Entrevista com Marco Antonio de la Parra


Marco Antônio de la Parra em POA


Entrevista com o dramaturgo chileno Marco Antonio de la Parra, autor do texto latino-americano mais encenado no mundo: A secreta obscenidade de cada dia, um diálogo imaginário entre Freud e Marx. 

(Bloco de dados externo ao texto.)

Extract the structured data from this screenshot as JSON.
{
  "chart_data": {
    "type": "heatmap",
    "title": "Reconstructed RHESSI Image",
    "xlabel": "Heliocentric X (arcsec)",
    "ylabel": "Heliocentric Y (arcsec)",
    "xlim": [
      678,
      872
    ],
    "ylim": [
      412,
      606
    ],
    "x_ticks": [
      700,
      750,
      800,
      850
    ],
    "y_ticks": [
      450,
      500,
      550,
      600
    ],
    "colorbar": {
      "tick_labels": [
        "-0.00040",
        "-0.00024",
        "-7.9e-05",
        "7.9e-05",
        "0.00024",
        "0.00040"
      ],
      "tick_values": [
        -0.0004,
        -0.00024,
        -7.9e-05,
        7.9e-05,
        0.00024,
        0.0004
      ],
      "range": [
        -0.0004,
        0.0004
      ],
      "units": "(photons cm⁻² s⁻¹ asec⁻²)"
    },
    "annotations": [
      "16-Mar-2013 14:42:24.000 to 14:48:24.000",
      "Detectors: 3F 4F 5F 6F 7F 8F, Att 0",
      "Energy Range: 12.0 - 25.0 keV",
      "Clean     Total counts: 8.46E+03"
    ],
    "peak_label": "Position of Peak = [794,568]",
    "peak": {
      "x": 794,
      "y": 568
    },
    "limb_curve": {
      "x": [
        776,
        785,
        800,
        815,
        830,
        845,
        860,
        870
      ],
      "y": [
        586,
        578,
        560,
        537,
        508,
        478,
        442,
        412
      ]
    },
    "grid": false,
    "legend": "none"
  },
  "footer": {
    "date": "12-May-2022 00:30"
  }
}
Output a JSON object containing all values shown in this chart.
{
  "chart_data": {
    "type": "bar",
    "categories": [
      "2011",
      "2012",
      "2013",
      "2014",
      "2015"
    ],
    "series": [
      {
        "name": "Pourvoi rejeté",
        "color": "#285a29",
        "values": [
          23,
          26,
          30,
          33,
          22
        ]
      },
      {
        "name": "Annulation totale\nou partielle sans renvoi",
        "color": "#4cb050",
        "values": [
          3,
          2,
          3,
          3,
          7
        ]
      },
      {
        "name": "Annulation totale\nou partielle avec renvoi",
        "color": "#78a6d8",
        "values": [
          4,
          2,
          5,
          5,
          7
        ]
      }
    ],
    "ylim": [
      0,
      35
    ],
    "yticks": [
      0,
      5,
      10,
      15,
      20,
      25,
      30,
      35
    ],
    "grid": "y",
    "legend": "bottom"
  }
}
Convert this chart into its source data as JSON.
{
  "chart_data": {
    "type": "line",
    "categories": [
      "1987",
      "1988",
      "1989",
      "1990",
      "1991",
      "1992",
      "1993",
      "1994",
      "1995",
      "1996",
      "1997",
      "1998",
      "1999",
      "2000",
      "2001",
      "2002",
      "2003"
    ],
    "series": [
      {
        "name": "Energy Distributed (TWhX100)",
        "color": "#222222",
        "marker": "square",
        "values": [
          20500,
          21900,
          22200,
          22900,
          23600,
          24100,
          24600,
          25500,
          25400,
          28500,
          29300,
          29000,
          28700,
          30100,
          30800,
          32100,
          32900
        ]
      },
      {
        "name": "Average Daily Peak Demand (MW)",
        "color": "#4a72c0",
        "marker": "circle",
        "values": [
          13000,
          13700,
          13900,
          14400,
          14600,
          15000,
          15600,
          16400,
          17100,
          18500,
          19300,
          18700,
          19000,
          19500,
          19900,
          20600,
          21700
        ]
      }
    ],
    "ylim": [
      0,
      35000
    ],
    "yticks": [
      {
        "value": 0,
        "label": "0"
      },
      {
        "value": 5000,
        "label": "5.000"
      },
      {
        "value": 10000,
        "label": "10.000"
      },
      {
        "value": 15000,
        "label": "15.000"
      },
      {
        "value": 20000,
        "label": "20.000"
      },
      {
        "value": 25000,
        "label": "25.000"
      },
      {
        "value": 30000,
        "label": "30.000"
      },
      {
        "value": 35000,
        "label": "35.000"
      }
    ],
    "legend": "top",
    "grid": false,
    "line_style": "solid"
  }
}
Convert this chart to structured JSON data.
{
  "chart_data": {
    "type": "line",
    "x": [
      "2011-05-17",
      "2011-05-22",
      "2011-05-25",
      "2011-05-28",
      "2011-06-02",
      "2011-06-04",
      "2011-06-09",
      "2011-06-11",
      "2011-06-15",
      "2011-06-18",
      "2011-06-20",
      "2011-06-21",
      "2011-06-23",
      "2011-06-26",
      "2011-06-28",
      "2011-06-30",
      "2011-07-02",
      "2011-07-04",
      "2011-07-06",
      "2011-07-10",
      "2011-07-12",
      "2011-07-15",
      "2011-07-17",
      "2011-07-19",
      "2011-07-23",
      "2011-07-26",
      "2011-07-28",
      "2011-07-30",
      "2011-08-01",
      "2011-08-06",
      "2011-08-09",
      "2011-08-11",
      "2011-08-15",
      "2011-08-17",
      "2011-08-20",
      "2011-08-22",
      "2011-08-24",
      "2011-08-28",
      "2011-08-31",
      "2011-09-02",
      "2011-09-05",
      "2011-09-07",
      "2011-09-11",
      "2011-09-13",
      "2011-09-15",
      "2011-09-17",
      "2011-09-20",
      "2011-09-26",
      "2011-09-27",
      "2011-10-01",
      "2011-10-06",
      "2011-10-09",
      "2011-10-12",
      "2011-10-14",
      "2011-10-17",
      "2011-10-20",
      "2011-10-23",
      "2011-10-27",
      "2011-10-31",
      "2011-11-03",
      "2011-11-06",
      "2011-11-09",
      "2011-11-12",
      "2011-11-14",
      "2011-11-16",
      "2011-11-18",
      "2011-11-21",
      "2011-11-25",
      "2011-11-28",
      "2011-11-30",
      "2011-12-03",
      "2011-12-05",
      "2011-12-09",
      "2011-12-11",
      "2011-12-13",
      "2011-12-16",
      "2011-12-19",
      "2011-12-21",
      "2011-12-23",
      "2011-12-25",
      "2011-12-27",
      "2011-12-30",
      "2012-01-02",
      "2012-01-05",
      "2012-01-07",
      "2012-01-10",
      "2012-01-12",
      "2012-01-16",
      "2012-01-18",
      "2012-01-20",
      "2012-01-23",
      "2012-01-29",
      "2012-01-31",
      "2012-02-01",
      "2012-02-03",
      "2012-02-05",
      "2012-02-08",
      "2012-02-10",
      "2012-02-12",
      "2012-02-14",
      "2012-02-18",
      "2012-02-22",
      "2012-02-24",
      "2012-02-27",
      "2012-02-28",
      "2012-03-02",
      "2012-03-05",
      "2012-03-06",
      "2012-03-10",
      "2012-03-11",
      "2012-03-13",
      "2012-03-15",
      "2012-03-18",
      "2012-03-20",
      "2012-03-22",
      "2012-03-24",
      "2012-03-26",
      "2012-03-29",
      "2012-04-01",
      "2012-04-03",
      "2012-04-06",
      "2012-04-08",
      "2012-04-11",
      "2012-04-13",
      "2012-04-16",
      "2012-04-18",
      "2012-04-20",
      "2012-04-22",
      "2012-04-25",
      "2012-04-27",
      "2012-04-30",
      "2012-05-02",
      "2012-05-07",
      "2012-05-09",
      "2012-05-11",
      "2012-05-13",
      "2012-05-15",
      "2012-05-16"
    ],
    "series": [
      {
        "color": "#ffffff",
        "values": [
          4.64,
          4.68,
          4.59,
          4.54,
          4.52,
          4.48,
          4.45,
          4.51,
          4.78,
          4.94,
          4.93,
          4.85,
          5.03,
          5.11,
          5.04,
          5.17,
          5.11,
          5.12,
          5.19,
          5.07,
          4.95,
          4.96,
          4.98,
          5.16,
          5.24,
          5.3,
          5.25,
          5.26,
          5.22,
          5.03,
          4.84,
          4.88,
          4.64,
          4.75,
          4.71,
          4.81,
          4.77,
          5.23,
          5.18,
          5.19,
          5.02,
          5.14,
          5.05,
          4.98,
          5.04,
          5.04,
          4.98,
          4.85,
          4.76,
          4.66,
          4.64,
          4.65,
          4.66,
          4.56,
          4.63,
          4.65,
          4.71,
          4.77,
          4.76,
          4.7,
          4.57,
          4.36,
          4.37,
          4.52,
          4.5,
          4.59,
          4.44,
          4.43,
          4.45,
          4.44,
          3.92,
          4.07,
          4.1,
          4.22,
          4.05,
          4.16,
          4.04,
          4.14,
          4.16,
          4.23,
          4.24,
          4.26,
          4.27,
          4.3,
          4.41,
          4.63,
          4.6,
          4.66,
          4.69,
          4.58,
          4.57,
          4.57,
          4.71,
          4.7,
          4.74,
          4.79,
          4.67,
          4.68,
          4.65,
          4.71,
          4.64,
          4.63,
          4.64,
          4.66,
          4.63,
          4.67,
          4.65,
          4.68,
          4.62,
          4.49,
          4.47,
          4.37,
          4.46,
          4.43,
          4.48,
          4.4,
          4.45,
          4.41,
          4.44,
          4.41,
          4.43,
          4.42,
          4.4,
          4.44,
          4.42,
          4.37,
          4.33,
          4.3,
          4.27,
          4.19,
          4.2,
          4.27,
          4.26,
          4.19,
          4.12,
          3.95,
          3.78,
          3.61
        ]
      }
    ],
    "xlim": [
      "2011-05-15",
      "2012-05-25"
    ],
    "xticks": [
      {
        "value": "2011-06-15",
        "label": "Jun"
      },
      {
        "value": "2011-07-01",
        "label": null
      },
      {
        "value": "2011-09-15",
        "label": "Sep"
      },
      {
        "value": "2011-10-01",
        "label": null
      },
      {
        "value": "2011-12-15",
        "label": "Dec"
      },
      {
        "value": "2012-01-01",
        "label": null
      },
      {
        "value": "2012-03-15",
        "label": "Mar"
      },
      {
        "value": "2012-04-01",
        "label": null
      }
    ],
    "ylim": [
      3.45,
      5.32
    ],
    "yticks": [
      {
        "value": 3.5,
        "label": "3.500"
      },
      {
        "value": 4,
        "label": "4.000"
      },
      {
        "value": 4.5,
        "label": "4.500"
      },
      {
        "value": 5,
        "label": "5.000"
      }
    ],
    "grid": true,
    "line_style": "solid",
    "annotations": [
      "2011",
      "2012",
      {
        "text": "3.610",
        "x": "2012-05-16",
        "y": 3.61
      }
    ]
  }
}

Um chileno com olhos de Chekhov

Durante oficina na Faap, Marco Antonio de la Parra discorre sobre coisas ´aparentemente irrelevantes´, mas, para o dramaturgo, é so ´teatralidade menor´

Entrevista
SÃO PAULO - Marco Antonio de la Parra recebe a reportagem do Estado no saguão do Teatro Faap na terça-feira seguinte ao fim de semana da estréia de sua peça O Continente Negro . Está ali para ministrar uma oficina de dramaturgia. Permite que se acompanhe o segundo dia de trabalho, mas avisa à repórter e ao fotógrafo: “Vocês podem entrar, mas nenhuma palavra, silêncio.” E explica como será o trabalho.

Na véspera, o primeiro dos três dias de duração da oficina, ele pedira a todos os participantes que escrevessem em folhas separadas duas cenas distintas: uma bem banal, outra trágica. “Ações simples, por exemplo, ela vai até a janela. Importante que sejam no presente e sem identificação do autor, em letra de imprensa.” Ao fim do dia, os papéis foram misturados. Cada um recebeu duas cenas diferentes, escritas por outros. O dever de casa para o dia seguinte: trazer para a sala objetos variados para criar as cenas recebidas. “Sem palavras, hoje quero apenas imagens. Amanhã será o dia de juntar tudo. Aí teremos um pequeno festival de cenas curtas.”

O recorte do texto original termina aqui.